Give city voters a full choice: Ranked choice voting should be expanded beyond the primary

US

The city’s outdoor public pools are closed for the season, but into the 2025 mayoral campaign pool state Sen. Jessica Ramos has just jumped, joining city Comptroller Brad Lander and (maybe) state Sen. Zellnor Myrie and (maybe) former Comptroller Scott Stringer and (maybe) Assemblyman and Democratic Socialists of America stalwart Zohran Mamdani.

They all want to replace Mayor Adams and the democratic free-for-all is very good for voters. Far too many times in the past, credible challengers have held back from taking on incumbent mayors because they judged the uphill climb to be dangerously steep.

The difference this year is ranked-choice voting, which had a rocky premiere in the 2021 mayoral election cycle, where Adams prevailed over the field. Voters can go to the polls (or vote by mail) and put their picks in order from first to last without pitting first, second and third choices against one another in a zero-sum fashion.

The ranked system means that Ramos and Lander and Myrie and Stringer and five or 10 others can get into the Democratic primary without fragmenting the competition and effectively consigning themselves to defeat. 

That said, it’s hard not to notice that to a person, all these contenders are to Adams’ left. They tend to want higher taxes and more spending in what is already a high-tax, big-budget city, and on policing, they’re generally closer to zealous critic Maya Wiley than primary runner-up, Kathryn Garcia.

As long as pols are joining the fray, we’d like to see some real ideological diversity — and some people who foreground not their ideology, but their management chops. This is, after all, one of the world’s toughest executive jobs.

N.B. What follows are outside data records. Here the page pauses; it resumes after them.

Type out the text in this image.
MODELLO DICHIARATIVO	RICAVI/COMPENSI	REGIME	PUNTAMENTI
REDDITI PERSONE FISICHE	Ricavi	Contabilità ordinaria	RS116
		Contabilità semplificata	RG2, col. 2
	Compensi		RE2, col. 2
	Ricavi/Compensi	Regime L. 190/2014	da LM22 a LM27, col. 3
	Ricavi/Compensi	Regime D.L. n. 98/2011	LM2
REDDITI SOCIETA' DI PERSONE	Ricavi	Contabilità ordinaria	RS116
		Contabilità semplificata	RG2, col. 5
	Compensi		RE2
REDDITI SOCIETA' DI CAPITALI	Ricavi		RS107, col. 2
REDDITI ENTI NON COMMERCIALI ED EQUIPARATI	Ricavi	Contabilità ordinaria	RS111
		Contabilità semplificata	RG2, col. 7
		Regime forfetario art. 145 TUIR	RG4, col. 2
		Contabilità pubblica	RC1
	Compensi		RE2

Which gets us to a big weakness in the way ranked-choice voting works in New York City: It’s only a primary thing. That means that Democrats (and Republicans, if there’s a contest on that side) each pick one candidate in a low-turnout summer contest, then the finalists meet in a fall general election that works the old way, one against one. That gives an unfair glidepath to the November election to a Republican, despite Republicans being a huge minority of New York City voters. And it effectively freezes out independent candidates and voters.

Growing numbers of the city’s registered voters aren’t enrolled in a political party. Citywide, there are now about half as many “blanks,” as they’re listed in Board of Elections records, as there are registered Democrats, and blanks outnumber Republicans.

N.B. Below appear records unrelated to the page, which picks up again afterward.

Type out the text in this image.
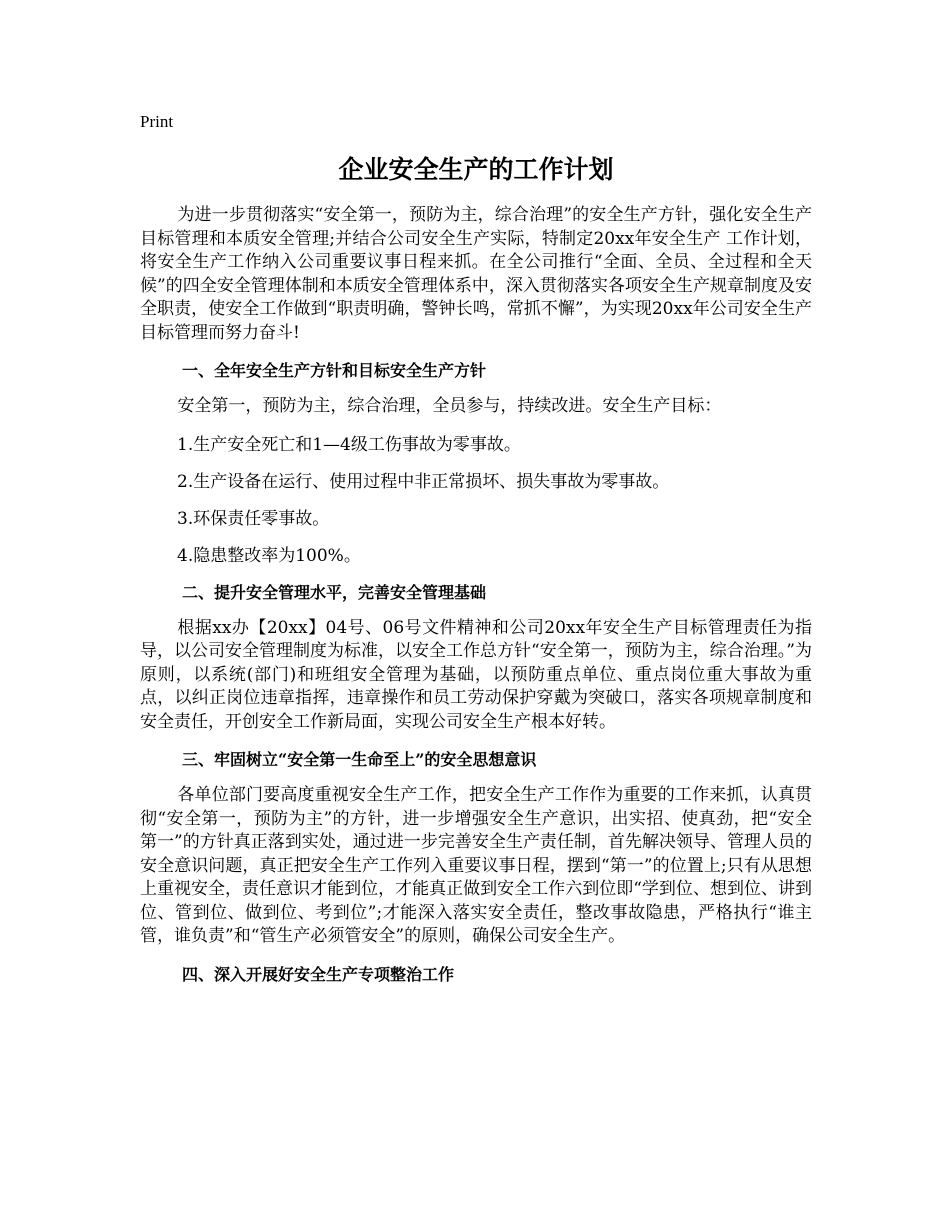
Print
企业安全生产的工作计划

为进一步贯彻落实“安全第一，预防为主，综合治理”的安全生产方针，强化安全生产目标管理和本质安全管理;并结合公司安全生产实际，特制定20xx年安全生产 工作计划，将安全生产工作纳入公司重要议事日程来抓。在全公司推行“全面、全员、全过程和全天候”的四全安全管理体制和本质安全管理体系中，深入贯彻落实各项安全生产规章制度及安全职责，使安全工作做到“职责明确，警钟长鸣，常抓不懈”，为实现20xx年公司安全生产目标管理而努力奋斗!

一、全年安全生产方针和目标安全生产方针

安全第一，预防为主，综合治理，全员参与，持续改进。安全生产目标：

1.生产安全死亡和1—4级工伤事故为零事故。
2.生产设备在运行、使用过程中非正常损坏、损失事故为零事故。
3.环保责任零事故。
4.隐患整改率为100%。
二、提升安全管理水平，完善安全管理基础

根据xx办【20xx】04号、06号文件精神和公司20xx年安全生产目标管理责任为指导，以公司安全管理制度为标准，以安全工作总方针“安全第一，预防为主，综合治理。”为原则，以系统(部门)和班组安全管理为基础，以预防重点单位、重点岗位重大事故为重点，以纠正岗位违章指挥，违章操作和员工劳动保护穿戴为突破口，落实各项规章制度和安全责任，开创安全工作新局面，实现公司安全生产根本好转。

三、牢固树立“安全第一生命至上”的安全思想意识

各单位部门要高度重视安全生产工作，把安全生产工作作为重要的工作来抓，认真贯彻“安全第一，预防为主”的方针，进一步增强安全生产意识，出实招、使真劲，把“安全第一”的方针真正落到实处，通过进一步完善安全生产责任制，首先解决领导、管理人员的安全意识问题，真正把安全生产工作列入重要议事日程，摆到“第一”的位置上;只有从思想上重视安全，责任意识才能到位，才能真正做到安全工作六到位即“学到位、想到位、讲到位、管到位、做到位、考到位”;才能深入落实安全责任，整改事故隐患，严格执行“谁主管，谁负责”和“管生产必须管安全”的原则，确保公司安全生产。

四、深入开展好安全生产专项整治工作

Yet the only way for an independent candidate to have a real shot at becoming mayor is for him or her to win a spot on that zero-sum, first-past-the-post general election ballot, and to get more first-place votes than the Democrat in a D-dominated city. Billionaires can pull off that trick, but few others can.

Those who care about genuine democracy in municipal elections should be pushing hard for a system like Final Five Voting, in which everyone piles into a first-round, ranked-choice election regardless of primary affiliation, and then the top vote-getters move onto a ranked-choice general election.

Honor the voters. Give a wider range of candidates a chance. Repair our elections.